Given direction the discussion is going in time to raise a hand.

Huawei has implementations that support BBML2, and might report TLB conflict
abort after changing block size directly until an appropriate TLB invalidation
instruction completes and this Implementation Choice is architecturally compliant.

Jonathan

> Will
> 

Re: [RESEND RFC PATCH v1 2/5] arm64: Add BBM Level 2 cpu feature

[Marc Zyngier]

Hi Jonathan,

On Thu, 02 Jan 2025 12:07:04 +0000,
Jonathan Cameron <Jonathan.Cameron@huawei.com> wrote:
> 
> On Thu, 19 Dec 2024 16:45:28 +0000
> Will Deacon <will@kernel.org> wrote:
> 
> > On Thu, Dec 12, 2024 at 04:03:52PM +0000, Ryan Roberts wrote:
> > > >>> If anything, this should absolutely check for FAR_EL1 and assert that
> > > >>> this is indeed caused by such change.  
> > > >>
> > > >> I'm not really sure how we would check this reliably? Without patch 5, the
> > > >> problem is somewhat constrained; we could have as many changes in flight as
> > > >> there are CPUs so we could keep a list of all the {mm_struct, VA-range} that are
> > > >> being modified. But if patch 5 is confirmed to be architecturally sound, then
> > > >> there is no "terminating tlbi" so there is no bound on the set of {mm_struct,
> > > >> VA-range}'s that could legitimately cause a conflict abort.  
> > > > 
> > > > I didn't mean to imply that we should identify the exact cause of the
> > > > abort. I was hoping to simply check that FAR_EL1 reports a userspace
> > > > VA. Why wouldn't that work?  
> > > 
> > > Ahh gottya! Yes agreed, this sounds like the right approach.  
> > 
> > Please, can we just not bother handling conflict aborts at all outside of
> > KVM? This is all dead code, it's complicated and it doesn't scale to the
> > in-kernel use-cases that others want. There's also not been any attempt
> > to add the pKVM support for handling host-side conflict aborts from what
> > I can tell.
> > 
> > For now, I would suggest limiting this series just to the KVM support
> > for handling a broken/malicious guest. If the contpte performance
> > improvements are worthwhile (I've asked for data), then let's add support
> > for the CPUs that handle the conflict in hardware (I believe this is far
> > more common than reporting the abort) so that the in-kernel users can
> > benefit whilst keeping the code manageable at the same time.
> > 
> 
> Hi All,
> 
> Given direction the discussion is going in time to raise a hand.
> 
> Huawei has implementations that support BBML2, and might report TLB conflict
> abort after changing block size directly until an appropriate TLB invalidation
> instruction completes and this Implementation Choice is architecturally compliant.

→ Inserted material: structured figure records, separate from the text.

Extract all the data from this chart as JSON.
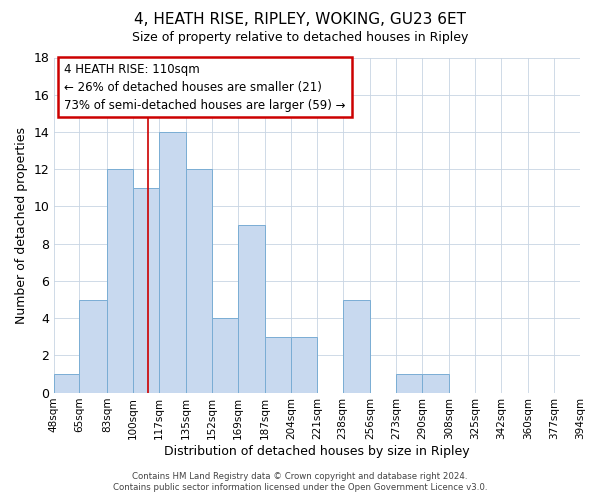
{
  "title": "4, HEATH RISE, RIPLEY, WOKING, GU23 6ET",
  "subtitle": "Size of property relative to detached houses in Ripley",
  "xlabel": "Distribution of detached houses by size in Ripley",
  "ylabel": "Number of detached properties",
  "bar_color": "#c8d9ef",
  "bar_edge_color": "#7aadd4",
  "grid_color": "#c8d4e3",
  "background_color": "#ffffff",
  "bin_labels": [
    "48sqm",
    "65sqm",
    "83sqm",
    "100sqm",
    "117sqm",
    "135sqm",
    "152sqm",
    "169sqm",
    "187sqm",
    "204sqm",
    "221sqm",
    "238sqm",
    "256sqm",
    "273sqm",
    "290sqm",
    "308sqm",
    "325sqm",
    "342sqm",
    "360sqm",
    "377sqm",
    "394sqm"
  ],
  "bin_edges": [
    48,
    65,
    83,
    100,
    117,
    135,
    152,
    169,
    187,
    204,
    221,
    238,
    256,
    273,
    290,
    308,
    325,
    342,
    360,
    377,
    394
  ],
  "counts": [
    1,
    5,
    12,
    11,
    14,
    12,
    4,
    9,
    3,
    3,
    0,
    5,
    0,
    1,
    1,
    0,
    0,
    0,
    0,
    0
  ],
  "ylim": [
    0,
    18
  ],
  "yticks": [
    0,
    2,
    4,
    6,
    8,
    10,
    12,
    14,
    16,
    18
  ],
  "annotation_line1": "4 HEATH RISE: 110sqm",
  "annotation_line2": "← 26% of detached houses are smaller (21)",
  "annotation_line3": "73% of semi-detached houses are larger (59) →",
  "annotation_box_color": "#ffffff",
  "annotation_box_edge_color": "#cc0000",
  "property_line_color": "#cc0000",
  "property_line_x": 110,
  "footer_line1": "Contains HM Land Registry data © Crown copyright and database right 2024.",
  "footer_line2": "Contains public sector information licensed under the Open Government Licence v3.0."
}
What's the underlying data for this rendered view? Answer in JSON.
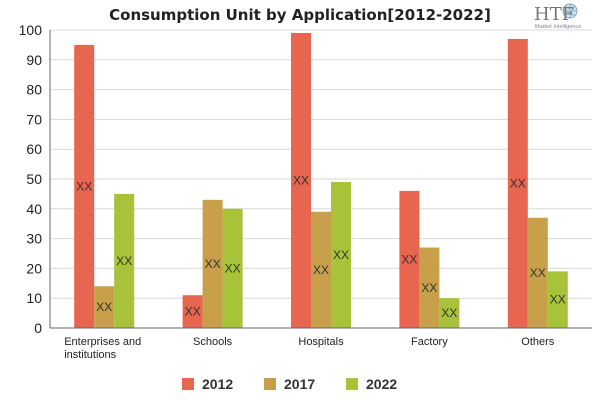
{
  "chart_data": {
    "type": "bar",
    "title": "Consumption Unit by  Application[2012-2022]",
    "xlabel": "",
    "ylabel": "",
    "categories": [
      "Enterprises and institutions",
      "Schools",
      "Hospitals",
      "Factory",
      "Others"
    ],
    "series": [
      {
        "name": "2012",
        "values": [
          95,
          11,
          99,
          46,
          97
        ],
        "color": "#e8654f"
      },
      {
        "name": "2017",
        "values": [
          14,
          43,
          39,
          27,
          37
        ],
        "color": "#c9a04a"
      },
      {
        "name": "2022",
        "values": [
          45,
          40,
          49,
          10,
          19
        ],
        "color": "#a8c23a"
      }
    ],
    "data_label": "XX",
    "ylim": [
      0,
      100
    ],
    "yticks": [
      0,
      10,
      20,
      30,
      40,
      50,
      60,
      70,
      80,
      90,
      100
    ],
    "grid": true,
    "legend_position": "bottom-center"
  },
  "logo": {
    "text": "HTF",
    "subtext": "Market Intelligence",
    "icon": "globe-icon"
  }
}
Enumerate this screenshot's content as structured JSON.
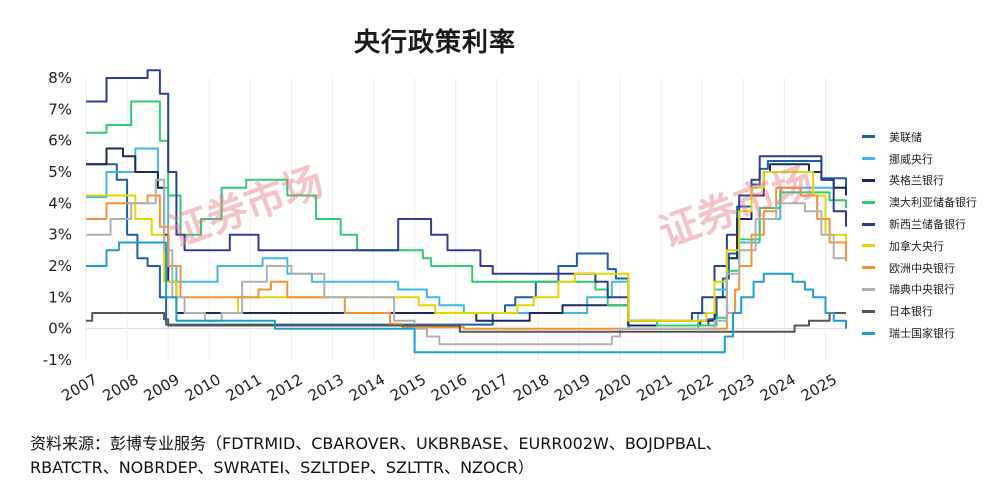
{
  "chart_data": {
    "type": "line",
    "title": "央行政策利率",
    "ylim": [
      -1,
      8
    ],
    "xlim": [
      2007,
      2025.5
    ],
    "y_ticks": [
      "8%",
      "7%",
      "6%",
      "5%",
      "4%",
      "3%",
      "2%",
      "1%",
      "0%",
      "-1%"
    ],
    "x_ticks": [
      "2007",
      "2008",
      "2009",
      "2010",
      "2011",
      "2012",
      "2013",
      "2014",
      "2015",
      "2016",
      "2017",
      "2018",
      "2019",
      "2020",
      "2021",
      "2022",
      "2023",
      "2024",
      "2025"
    ],
    "legend_position": "right",
    "grid": "vertical",
    "series": [
      {
        "name": "美联储",
        "color": "#1f5fa8",
        "points": [
          [
            2007,
            5.25
          ],
          [
            2007.6,
            5.25
          ],
          [
            2007.75,
            4.75
          ],
          [
            2008,
            3.0
          ],
          [
            2008.25,
            2.25
          ],
          [
            2008.5,
            2.0
          ],
          [
            2008.8,
            1.0
          ],
          [
            2008.95,
            0.13
          ],
          [
            2015.95,
            0.13
          ],
          [
            2016.9,
            0.5
          ],
          [
            2017.2,
            0.75
          ],
          [
            2017.45,
            1.0
          ],
          [
            2017.95,
            1.5
          ],
          [
            2018.5,
            2.0
          ],
          [
            2018.95,
            2.4
          ],
          [
            2019.5,
            2.4
          ],
          [
            2019.7,
            1.9
          ],
          [
            2019.9,
            1.6
          ],
          [
            2020.2,
            0.1
          ],
          [
            2022.15,
            0.3
          ],
          [
            2022.35,
            1.0
          ],
          [
            2022.5,
            1.6
          ],
          [
            2022.65,
            2.4
          ],
          [
            2022.85,
            3.9
          ],
          [
            2023.2,
            4.6
          ],
          [
            2023.4,
            5.1
          ],
          [
            2023.6,
            5.35
          ],
          [
            2024.7,
            5.35
          ],
          [
            2024.9,
            4.8
          ],
          [
            2025.5,
            4.35
          ]
        ]
      },
      {
        "name": "挪威央行",
        "color": "#3fb8e6",
        "points": [
          [
            2007,
            4.2
          ],
          [
            2007.5,
            5.0
          ],
          [
            2008.2,
            5.75
          ],
          [
            2008.5,
            5.75
          ],
          [
            2008.75,
            4.5
          ],
          [
            2009,
            2.0
          ],
          [
            2009.2,
            1.5
          ],
          [
            2009.8,
            1.5
          ],
          [
            2010.2,
            2.0
          ],
          [
            2011.3,
            2.25
          ],
          [
            2011.9,
            1.75
          ],
          [
            2012.5,
            1.5
          ],
          [
            2014.3,
            1.5
          ],
          [
            2014.6,
            1.25
          ],
          [
            2015.3,
            1.0
          ],
          [
            2015.6,
            0.75
          ],
          [
            2016.2,
            0.5
          ],
          [
            2018.7,
            0.5
          ],
          [
            2019.2,
            1.0
          ],
          [
            2019.8,
            1.5
          ],
          [
            2020.2,
            0.0
          ],
          [
            2021.7,
            0.0
          ],
          [
            2021.9,
            0.5
          ],
          [
            2022.3,
            1.25
          ],
          [
            2022.6,
            2.25
          ],
          [
            2022.9,
            2.75
          ],
          [
            2023.4,
            3.5
          ],
          [
            2023.9,
            4.5
          ],
          [
            2025.5,
            4.5
          ]
        ]
      },
      {
        "name": "英格兰银行",
        "color": "#1d2b5e",
        "points": [
          [
            2007,
            5.25
          ],
          [
            2007.5,
            5.75
          ],
          [
            2007.9,
            5.5
          ],
          [
            2008.2,
            5.0
          ],
          [
            2008.75,
            4.5
          ],
          [
            2008.9,
            3.0
          ],
          [
            2009.0,
            1.5
          ],
          [
            2009.2,
            0.5
          ],
          [
            2016.5,
            0.25
          ],
          [
            2017.8,
            0.5
          ],
          [
            2018.6,
            0.75
          ],
          [
            2020.2,
            0.1
          ],
          [
            2021.95,
            0.25
          ],
          [
            2022.3,
            1.0
          ],
          [
            2022.6,
            2.25
          ],
          [
            2022.85,
            3.5
          ],
          [
            2023.2,
            4.25
          ],
          [
            2023.5,
            5.0
          ],
          [
            2023.65,
            5.25
          ],
          [
            2024.6,
            5.0
          ],
          [
            2024.9,
            4.75
          ],
          [
            2025.2,
            4.5
          ],
          [
            2025.5,
            4.25
          ]
        ]
      },
      {
        "name": "澳大利亚储备银行",
        "color": "#2ecc71",
        "points": [
          [
            2007,
            6.25
          ],
          [
            2007.5,
            6.5
          ],
          [
            2008.1,
            7.25
          ],
          [
            2008.6,
            7.25
          ],
          [
            2008.8,
            6.0
          ],
          [
            2009.0,
            4.25
          ],
          [
            2009.3,
            3.0
          ],
          [
            2009.8,
            3.5
          ],
          [
            2010.3,
            4.5
          ],
          [
            2010.9,
            4.75
          ],
          [
            2011.9,
            4.25
          ],
          [
            2012.6,
            3.5
          ],
          [
            2013.2,
            3.0
          ],
          [
            2013.6,
            2.5
          ],
          [
            2015.2,
            2.25
          ],
          [
            2015.4,
            2.0
          ],
          [
            2016.4,
            1.5
          ],
          [
            2019.4,
            1.25
          ],
          [
            2019.7,
            0.75
          ],
          [
            2020.2,
            0.25
          ],
          [
            2020.9,
            0.1
          ],
          [
            2022.35,
            0.35
          ],
          [
            2022.6,
            1.85
          ],
          [
            2022.9,
            2.85
          ],
          [
            2023.4,
            3.85
          ],
          [
            2023.9,
            4.35
          ],
          [
            2025.1,
            4.1
          ],
          [
            2025.5,
            3.85
          ]
        ]
      },
      {
        "name": "新西兰储备银行",
        "color": "#2a3f8f",
        "points": [
          [
            2007,
            7.25
          ],
          [
            2007.5,
            8.0
          ],
          [
            2008.5,
            8.25
          ],
          [
            2008.8,
            7.5
          ],
          [
            2009.0,
            5.0
          ],
          [
            2009.2,
            3.0
          ],
          [
            2009.4,
            2.5
          ],
          [
            2010.5,
            3.0
          ],
          [
            2011.2,
            2.5
          ],
          [
            2014.1,
            2.5
          ],
          [
            2014.6,
            3.5
          ],
          [
            2015.4,
            3.0
          ],
          [
            2015.8,
            2.5
          ],
          [
            2016.6,
            2.0
          ],
          [
            2016.9,
            1.75
          ],
          [
            2019.4,
            1.5
          ],
          [
            2019.7,
            1.0
          ],
          [
            2020.2,
            0.25
          ],
          [
            2021.75,
            0.5
          ],
          [
            2022.0,
            1.0
          ],
          [
            2022.3,
            2.0
          ],
          [
            2022.6,
            3.0
          ],
          [
            2022.9,
            4.25
          ],
          [
            2023.2,
            4.75
          ],
          [
            2023.4,
            5.5
          ],
          [
            2024.6,
            5.5
          ],
          [
            2024.9,
            4.75
          ],
          [
            2025.2,
            3.75
          ],
          [
            2025.5,
            3.25
          ]
        ]
      },
      {
        "name": "加拿大央行",
        "color": "#e6d500",
        "points": [
          [
            2007,
            4.25
          ],
          [
            2007.9,
            4.25
          ],
          [
            2008.2,
            3.5
          ],
          [
            2008.6,
            3.0
          ],
          [
            2008.9,
            1.5
          ],
          [
            2009.2,
            0.25
          ],
          [
            2010.3,
            0.5
          ],
          [
            2010.7,
            1.0
          ],
          [
            2014.9,
            1.0
          ],
          [
            2015.1,
            0.75
          ],
          [
            2015.5,
            0.5
          ],
          [
            2017.5,
            0.75
          ],
          [
            2017.9,
            1.0
          ],
          [
            2018.5,
            1.5
          ],
          [
            2018.9,
            1.75
          ],
          [
            2020.0,
            1.75
          ],
          [
            2020.2,
            0.25
          ],
          [
            2022.1,
            0.5
          ],
          [
            2022.3,
            1.5
          ],
          [
            2022.6,
            2.5
          ],
          [
            2022.9,
            3.75
          ],
          [
            2023.2,
            4.5
          ],
          [
            2023.5,
            5.0
          ],
          [
            2024.4,
            5.0
          ],
          [
            2024.7,
            4.25
          ],
          [
            2025.0,
            3.0
          ],
          [
            2025.5,
            2.75
          ]
        ]
      },
      {
        "name": "欧洲中央银行",
        "color": "#f39237",
        "points": [
          [
            2007,
            3.5
          ],
          [
            2007.5,
            4.0
          ],
          [
            2008.5,
            4.25
          ],
          [
            2008.8,
            3.25
          ],
          [
            2009.0,
            2.0
          ],
          [
            2009.3,
            1.0
          ],
          [
            2011.2,
            1.25
          ],
          [
            2011.5,
            1.5
          ],
          [
            2011.9,
            1.0
          ],
          [
            2013.3,
            0.5
          ],
          [
            2014.4,
            0.15
          ],
          [
            2014.7,
            0.05
          ],
          [
            2016.2,
            0.0
          ],
          [
            2022.5,
            0.0
          ],
          [
            2022.6,
            0.5
          ],
          [
            2022.8,
            1.25
          ],
          [
            2022.9,
            2.0
          ],
          [
            2023.2,
            3.0
          ],
          [
            2023.5,
            3.75
          ],
          [
            2023.8,
            4.5
          ],
          [
            2024.4,
            4.25
          ],
          [
            2024.8,
            3.5
          ],
          [
            2025.1,
            2.75
          ],
          [
            2025.5,
            2.15
          ]
        ]
      },
      {
        "name": "瑞典中央银行",
        "color": "#b0b0b0",
        "points": [
          [
            2007,
            3.0
          ],
          [
            2007.6,
            3.5
          ],
          [
            2008.1,
            4.0
          ],
          [
            2008.7,
            4.75
          ],
          [
            2008.9,
            2.5
          ],
          [
            2009.1,
            1.0
          ],
          [
            2009.4,
            0.5
          ],
          [
            2009.9,
            0.25
          ],
          [
            2010.3,
            0.5
          ],
          [
            2010.8,
            1.5
          ],
          [
            2011.4,
            2.0
          ],
          [
            2012.0,
            1.75
          ],
          [
            2012.8,
            1.0
          ],
          [
            2014.5,
            0.25
          ],
          [
            2015.0,
            0.0
          ],
          [
            2015.3,
            -0.25
          ],
          [
            2015.6,
            -0.5
          ],
          [
            2019.8,
            -0.25
          ],
          [
            2020.0,
            0.0
          ],
          [
            2022.3,
            0.25
          ],
          [
            2022.6,
            1.75
          ],
          [
            2022.9,
            2.5
          ],
          [
            2023.3,
            3.5
          ],
          [
            2023.8,
            4.0
          ],
          [
            2024.5,
            3.75
          ],
          [
            2024.9,
            3.0
          ],
          [
            2025.2,
            2.25
          ],
          [
            2025.5,
            2.25
          ]
        ]
      },
      {
        "name": "日本银行",
        "color": "#555555",
        "points": [
          [
            2007,
            0.25
          ],
          [
            2007.15,
            0.5
          ],
          [
            2008.8,
            0.5
          ],
          [
            2008.9,
            0.3
          ],
          [
            2009.0,
            0.1
          ],
          [
            2016.0,
            0.1
          ],
          [
            2016.1,
            -0.1
          ],
          [
            2024.2,
            -0.1
          ],
          [
            2024.25,
            0.1
          ],
          [
            2024.6,
            0.25
          ],
          [
            2025.1,
            0.5
          ],
          [
            2025.5,
            0.5
          ]
        ]
      },
      {
        "name": "瑞士国家银行",
        "color": "#1aa0d0",
        "points": [
          [
            2007,
            2.0
          ],
          [
            2007.5,
            2.5
          ],
          [
            2007.8,
            2.75
          ],
          [
            2008.8,
            2.75
          ],
          [
            2008.95,
            1.0
          ],
          [
            2009.2,
            0.25
          ],
          [
            2011.6,
            0.0
          ],
          [
            2014.9,
            0.0
          ],
          [
            2015.0,
            -0.75
          ],
          [
            2022.4,
            -0.75
          ],
          [
            2022.55,
            -0.25
          ],
          [
            2022.75,
            0.5
          ],
          [
            2022.95,
            1.0
          ],
          [
            2023.25,
            1.5
          ],
          [
            2023.5,
            1.75
          ],
          [
            2024.2,
            1.5
          ],
          [
            2024.5,
            1.25
          ],
          [
            2024.7,
            1.0
          ],
          [
            2025.0,
            0.5
          ],
          [
            2025.2,
            0.25
          ],
          [
            2025.5,
            0.0
          ]
        ]
      }
    ]
  },
  "watermarks": {
    "left": "证券市场",
    "right": "证券市场"
  },
  "source": {
    "line1": "资料来源：彭博专业服务（FDTRMID、CBAROVER、UKBRBASE、EURR002W、BOJDPBAL、",
    "line2": "RBATCTR、NOBRDEP、SWRATEI、SZLTDEP、SZLTTR、NZOCR）"
  }
}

Compliant, absolutely. That's the letter of the spec. The usefulness
aspect is, however, more debatable, and this is what Will is pointing
out.

Dealing with TLB Conflict aborts is an absolute pain if you need
to handle it within the same Translation Regime and using the same
TTBR as the one that has generated the fault. So at least for the time
being, it might be preferable to only worry about the implementations
that will promise to never generate such an abort and quietly perform
an invalidation behind the kernel's back.

Thanks,

	M.

-- 
Without deviation from the norm, progress is not possible.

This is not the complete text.